A decisão foi proferida no dia 1º de fevereiro, pela 6 Vara Criminal de Curitiba, que julgou parcialmente procedente a denúncia do Ministério Público. A Justiça considerou improcedente a denúncia em relação à prática de concussão (extorsão ou peculato cometido por funcionário público no exercício da função), mas condenou Custódio da Silva e outros quatro réus por peculato. A sentença tem mais de cem páginas, de acordo com o MP.
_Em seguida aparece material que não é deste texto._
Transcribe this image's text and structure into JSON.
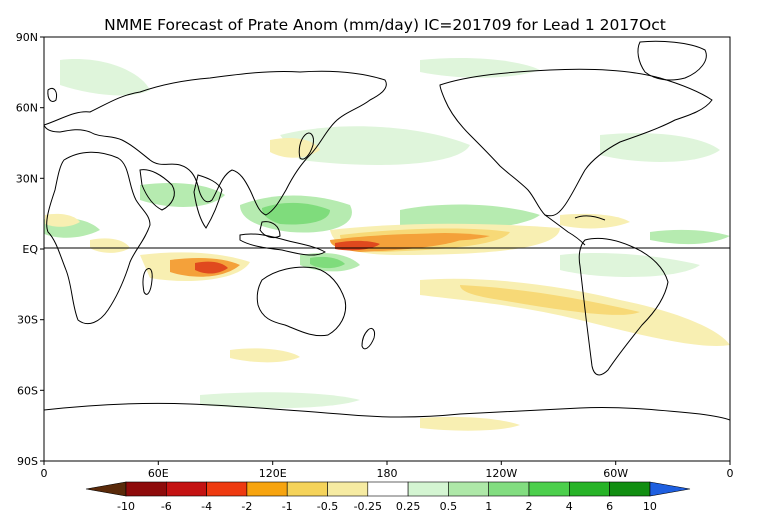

Conforme a denúncia do MP, entre janeiro de 1993 e março de 2000, quando exercia mandato de vereador, Custódio teria desviado R$ 1,59 milhão, sem correção monetária, com o recebimento de salários de funcionários-fantasma e de parte de salários de assessores e outros funcionários com cargo em comissão.
Cabe recurso de apelação para o Tribunal de Justiça (TJ). O vereador, que foi reeleito em outubro passado para mais um mandato na Câmara de Curitiba, já ficou preso um ano e 15 dias. Chegou a fazer greve de fome. O vereador se diz vítima de perseguição política. ''Fui eleito com quase dez mil votos, são quase dez mil pessoas a meu favor'', declarou. O petebista já ocupou cadeira na Assembléia Legislativa, como suplente de Nelson Justus (PFL), que havia assumido a Secretaria dos Transportes no governo Jaime Lerner (PSB).
Outra ação penal contra Custódio, por desvio de verba pública, tramita na 7 Vara Criminal e aguarda sentença. O petebista também é alvo de ações trabalhistas.